What is the domain of:
(26x-42)/(x^2 -2x - 63)
and how do I find it?
(My graphing software shows me something that I would have never thought of)
Any help would be greatly appreciated!
Thanks in advance!
Hi s3a.
You need to find the zeros of the denominator
(x^2 -2x - 63) = 0
in this case the zeros are $\displaystyle x_1 = 9$ and $\displaystyle x_2 = -7$. You know how to solve (x^2 -2x - 63) = 0, right?

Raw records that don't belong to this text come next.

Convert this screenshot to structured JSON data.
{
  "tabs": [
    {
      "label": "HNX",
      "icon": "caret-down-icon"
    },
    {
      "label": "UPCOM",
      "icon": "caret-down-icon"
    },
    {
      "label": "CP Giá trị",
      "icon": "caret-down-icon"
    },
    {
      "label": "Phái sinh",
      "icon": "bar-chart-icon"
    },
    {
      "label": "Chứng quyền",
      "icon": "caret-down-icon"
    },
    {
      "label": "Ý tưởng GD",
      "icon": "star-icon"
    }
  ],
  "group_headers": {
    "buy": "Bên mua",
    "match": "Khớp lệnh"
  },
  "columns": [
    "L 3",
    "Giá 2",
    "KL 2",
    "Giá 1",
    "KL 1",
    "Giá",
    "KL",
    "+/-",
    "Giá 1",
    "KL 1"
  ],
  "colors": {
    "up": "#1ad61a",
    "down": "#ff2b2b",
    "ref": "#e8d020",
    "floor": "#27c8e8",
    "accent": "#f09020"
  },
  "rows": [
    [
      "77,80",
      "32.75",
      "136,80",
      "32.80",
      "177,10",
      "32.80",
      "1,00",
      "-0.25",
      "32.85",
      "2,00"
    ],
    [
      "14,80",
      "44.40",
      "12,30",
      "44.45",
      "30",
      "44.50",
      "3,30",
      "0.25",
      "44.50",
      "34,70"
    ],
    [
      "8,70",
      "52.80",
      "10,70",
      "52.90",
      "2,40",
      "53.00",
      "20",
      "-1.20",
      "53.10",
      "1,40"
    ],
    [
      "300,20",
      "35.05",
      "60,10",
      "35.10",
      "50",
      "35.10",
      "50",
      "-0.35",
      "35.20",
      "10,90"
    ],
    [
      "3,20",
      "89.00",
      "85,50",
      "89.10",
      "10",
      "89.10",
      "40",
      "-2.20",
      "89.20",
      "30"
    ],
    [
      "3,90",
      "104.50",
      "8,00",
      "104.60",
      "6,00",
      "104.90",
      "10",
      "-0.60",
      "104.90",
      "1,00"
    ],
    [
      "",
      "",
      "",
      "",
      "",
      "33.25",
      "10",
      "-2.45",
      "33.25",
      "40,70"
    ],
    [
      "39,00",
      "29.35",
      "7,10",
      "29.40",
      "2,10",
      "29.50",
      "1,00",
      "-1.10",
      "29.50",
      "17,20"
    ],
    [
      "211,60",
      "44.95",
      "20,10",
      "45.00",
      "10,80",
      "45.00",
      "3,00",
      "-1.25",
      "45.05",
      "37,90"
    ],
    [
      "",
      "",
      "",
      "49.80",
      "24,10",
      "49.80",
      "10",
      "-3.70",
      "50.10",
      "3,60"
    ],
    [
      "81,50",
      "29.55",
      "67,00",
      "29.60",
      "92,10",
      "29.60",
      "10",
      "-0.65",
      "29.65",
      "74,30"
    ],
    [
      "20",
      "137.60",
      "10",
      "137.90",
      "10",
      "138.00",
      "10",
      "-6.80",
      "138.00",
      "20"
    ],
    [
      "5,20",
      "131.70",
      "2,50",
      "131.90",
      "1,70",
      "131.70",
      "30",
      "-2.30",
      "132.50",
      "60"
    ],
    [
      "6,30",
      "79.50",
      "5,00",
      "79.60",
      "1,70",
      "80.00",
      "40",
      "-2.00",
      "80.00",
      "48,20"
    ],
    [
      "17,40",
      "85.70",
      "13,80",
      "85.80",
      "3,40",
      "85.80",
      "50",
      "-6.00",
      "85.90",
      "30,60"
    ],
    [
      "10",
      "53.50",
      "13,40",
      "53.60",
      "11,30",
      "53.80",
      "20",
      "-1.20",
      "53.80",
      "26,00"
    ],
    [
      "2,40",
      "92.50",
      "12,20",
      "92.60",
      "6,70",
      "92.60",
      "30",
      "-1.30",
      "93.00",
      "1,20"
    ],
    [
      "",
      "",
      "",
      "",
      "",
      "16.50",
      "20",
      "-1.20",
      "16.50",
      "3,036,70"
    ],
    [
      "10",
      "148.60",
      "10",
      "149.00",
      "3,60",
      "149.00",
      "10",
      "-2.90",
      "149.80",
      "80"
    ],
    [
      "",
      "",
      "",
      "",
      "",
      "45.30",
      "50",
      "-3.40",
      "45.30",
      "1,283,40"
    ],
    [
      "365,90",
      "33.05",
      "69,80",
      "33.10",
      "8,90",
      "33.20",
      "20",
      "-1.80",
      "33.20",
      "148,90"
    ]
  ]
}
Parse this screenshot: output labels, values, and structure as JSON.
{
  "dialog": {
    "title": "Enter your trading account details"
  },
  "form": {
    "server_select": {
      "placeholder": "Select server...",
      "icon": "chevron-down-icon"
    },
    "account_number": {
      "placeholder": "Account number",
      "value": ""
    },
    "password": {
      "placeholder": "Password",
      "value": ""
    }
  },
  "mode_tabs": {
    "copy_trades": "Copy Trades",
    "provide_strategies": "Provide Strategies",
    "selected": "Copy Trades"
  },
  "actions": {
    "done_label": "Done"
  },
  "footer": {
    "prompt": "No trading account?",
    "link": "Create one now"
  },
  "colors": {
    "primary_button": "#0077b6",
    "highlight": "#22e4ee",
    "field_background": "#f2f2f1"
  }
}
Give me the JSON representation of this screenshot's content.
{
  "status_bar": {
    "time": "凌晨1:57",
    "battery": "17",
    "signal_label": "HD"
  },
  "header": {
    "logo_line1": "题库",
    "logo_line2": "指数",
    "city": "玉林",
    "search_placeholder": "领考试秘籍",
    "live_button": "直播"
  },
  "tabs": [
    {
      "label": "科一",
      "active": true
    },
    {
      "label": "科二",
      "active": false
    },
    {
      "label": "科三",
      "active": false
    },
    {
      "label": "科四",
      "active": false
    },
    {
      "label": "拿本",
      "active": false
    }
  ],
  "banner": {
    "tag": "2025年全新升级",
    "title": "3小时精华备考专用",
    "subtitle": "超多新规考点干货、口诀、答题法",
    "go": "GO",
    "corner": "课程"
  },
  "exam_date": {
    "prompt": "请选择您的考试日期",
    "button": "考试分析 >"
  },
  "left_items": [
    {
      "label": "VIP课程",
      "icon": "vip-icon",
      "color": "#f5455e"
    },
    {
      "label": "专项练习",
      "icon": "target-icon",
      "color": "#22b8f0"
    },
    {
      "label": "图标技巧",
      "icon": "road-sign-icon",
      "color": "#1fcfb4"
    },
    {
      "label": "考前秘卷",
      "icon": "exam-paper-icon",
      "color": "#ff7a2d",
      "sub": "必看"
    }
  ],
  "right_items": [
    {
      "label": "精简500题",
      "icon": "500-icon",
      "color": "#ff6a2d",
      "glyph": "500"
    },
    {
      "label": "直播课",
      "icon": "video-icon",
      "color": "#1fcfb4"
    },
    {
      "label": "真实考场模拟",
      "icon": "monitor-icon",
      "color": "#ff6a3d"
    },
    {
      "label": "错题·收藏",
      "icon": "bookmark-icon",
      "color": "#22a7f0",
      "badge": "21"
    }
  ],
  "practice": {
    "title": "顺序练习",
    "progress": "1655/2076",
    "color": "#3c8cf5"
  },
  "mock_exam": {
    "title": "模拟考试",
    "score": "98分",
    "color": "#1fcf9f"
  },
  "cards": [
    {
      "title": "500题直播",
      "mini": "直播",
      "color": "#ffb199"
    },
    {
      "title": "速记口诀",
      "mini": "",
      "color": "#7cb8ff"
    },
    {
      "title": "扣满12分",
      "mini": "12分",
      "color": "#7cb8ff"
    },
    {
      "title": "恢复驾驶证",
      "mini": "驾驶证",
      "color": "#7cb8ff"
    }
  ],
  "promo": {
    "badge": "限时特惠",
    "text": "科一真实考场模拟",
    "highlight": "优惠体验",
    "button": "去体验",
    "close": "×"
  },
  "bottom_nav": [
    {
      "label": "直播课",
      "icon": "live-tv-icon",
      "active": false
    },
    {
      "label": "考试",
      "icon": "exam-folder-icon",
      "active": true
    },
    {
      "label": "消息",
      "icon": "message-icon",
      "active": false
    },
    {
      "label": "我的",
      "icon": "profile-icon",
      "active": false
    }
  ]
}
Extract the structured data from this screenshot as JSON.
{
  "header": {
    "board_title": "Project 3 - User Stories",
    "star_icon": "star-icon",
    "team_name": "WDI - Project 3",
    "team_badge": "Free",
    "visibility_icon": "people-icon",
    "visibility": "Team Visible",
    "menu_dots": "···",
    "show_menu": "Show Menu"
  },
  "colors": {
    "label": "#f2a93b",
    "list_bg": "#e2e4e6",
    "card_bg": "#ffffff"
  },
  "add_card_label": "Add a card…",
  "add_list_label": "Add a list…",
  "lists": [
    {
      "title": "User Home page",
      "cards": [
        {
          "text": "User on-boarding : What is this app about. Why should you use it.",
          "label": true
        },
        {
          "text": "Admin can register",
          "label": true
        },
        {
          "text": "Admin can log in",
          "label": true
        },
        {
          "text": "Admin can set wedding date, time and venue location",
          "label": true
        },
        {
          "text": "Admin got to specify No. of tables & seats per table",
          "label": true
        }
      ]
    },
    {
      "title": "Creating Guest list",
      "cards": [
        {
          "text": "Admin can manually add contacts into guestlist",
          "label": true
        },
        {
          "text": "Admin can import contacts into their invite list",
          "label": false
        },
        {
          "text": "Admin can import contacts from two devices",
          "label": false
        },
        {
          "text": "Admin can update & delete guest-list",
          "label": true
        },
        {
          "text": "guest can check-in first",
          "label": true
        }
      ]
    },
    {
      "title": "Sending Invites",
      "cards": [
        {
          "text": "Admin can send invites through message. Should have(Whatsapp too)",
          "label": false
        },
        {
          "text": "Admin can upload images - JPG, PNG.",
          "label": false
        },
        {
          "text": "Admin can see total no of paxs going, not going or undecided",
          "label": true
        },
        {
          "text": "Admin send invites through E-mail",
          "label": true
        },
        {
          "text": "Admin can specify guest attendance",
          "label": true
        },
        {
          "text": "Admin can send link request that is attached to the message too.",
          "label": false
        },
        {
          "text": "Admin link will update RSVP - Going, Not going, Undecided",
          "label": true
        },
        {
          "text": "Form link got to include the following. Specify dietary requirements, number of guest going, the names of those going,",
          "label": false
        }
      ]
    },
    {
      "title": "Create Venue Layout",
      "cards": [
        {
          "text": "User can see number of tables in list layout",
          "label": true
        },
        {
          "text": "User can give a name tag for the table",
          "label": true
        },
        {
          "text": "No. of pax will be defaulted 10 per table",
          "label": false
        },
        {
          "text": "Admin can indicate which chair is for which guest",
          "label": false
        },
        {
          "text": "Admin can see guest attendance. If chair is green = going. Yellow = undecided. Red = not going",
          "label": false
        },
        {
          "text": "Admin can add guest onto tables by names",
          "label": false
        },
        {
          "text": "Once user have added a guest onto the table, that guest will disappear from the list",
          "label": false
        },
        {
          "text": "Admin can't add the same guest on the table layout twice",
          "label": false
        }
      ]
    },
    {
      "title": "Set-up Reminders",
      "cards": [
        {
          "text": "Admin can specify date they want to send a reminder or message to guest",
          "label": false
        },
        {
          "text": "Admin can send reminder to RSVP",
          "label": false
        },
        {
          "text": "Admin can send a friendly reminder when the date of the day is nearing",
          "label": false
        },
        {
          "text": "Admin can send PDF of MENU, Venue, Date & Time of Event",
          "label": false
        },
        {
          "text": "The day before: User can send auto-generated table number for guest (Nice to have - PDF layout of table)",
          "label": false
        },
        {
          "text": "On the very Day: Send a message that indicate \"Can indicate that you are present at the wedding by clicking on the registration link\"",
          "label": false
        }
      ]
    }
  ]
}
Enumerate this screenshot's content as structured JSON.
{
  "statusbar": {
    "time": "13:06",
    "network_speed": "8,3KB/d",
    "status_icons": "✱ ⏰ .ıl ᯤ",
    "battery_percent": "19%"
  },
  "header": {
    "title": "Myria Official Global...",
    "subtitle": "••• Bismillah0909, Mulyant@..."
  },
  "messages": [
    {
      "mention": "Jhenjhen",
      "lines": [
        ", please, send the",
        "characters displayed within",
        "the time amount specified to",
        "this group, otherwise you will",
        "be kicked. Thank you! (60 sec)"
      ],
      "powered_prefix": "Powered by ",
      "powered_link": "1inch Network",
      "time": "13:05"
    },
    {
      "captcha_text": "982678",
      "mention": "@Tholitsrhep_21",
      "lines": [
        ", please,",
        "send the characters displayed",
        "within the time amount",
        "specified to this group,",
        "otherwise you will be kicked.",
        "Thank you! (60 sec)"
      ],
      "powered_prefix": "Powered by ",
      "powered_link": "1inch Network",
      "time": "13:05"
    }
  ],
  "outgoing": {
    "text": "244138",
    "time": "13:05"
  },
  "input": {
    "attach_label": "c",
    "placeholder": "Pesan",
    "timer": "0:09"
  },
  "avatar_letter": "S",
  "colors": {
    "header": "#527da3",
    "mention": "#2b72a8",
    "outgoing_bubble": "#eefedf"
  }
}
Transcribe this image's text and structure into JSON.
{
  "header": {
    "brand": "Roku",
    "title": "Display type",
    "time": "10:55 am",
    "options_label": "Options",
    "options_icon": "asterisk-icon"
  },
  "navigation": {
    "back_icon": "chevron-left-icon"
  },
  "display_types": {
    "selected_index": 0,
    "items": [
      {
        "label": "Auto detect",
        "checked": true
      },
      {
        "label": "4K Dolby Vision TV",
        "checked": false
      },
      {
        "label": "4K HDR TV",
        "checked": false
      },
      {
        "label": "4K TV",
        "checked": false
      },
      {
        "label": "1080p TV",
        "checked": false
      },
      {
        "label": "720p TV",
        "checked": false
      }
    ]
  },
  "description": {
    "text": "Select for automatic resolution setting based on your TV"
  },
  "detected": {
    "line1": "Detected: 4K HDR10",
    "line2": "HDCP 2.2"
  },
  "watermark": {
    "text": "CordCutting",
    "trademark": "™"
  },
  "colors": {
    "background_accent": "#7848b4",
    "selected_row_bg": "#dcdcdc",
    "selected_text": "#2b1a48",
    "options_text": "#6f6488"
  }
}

Therefore the denominator is $\displaystyle D = \mathbb{R} \backslash \{-7,9 \}$
Yours
Rapha
Hell0:
thie function is difinid $\displaystyle x^2 - 2x - 63 \ne 0
$
Solve : $\displaystyle x^2 - 2x - 63 = 0
$
$\displaystyle \left\{ \begin{array}{l}
a = 1,b = - 2,c = - 63 \\
\Delta = b^2 - 4ac \\
\end{array} \right.
$
$\displaystyle \Delta = 256$
$\displaystyle \begin{array}{l}
x_1 = \frac{{ - b + \sqrt \Delta }}{{2a}} \\
x_2 = \frac{{ - b - \sqrt \Delta }}{{2a}} \\
\end{array}
$
$\displaystyle \left\{ \begin{array}{l}
x_1 = 9 \\
x_2 = - 7 \\
\end{array} \right.
$
$\displaystyle D = \left] { - \infty , - 7} \right] \cup \left] { - 7,9} \right] \cup \left] {9, + \infty } \right]$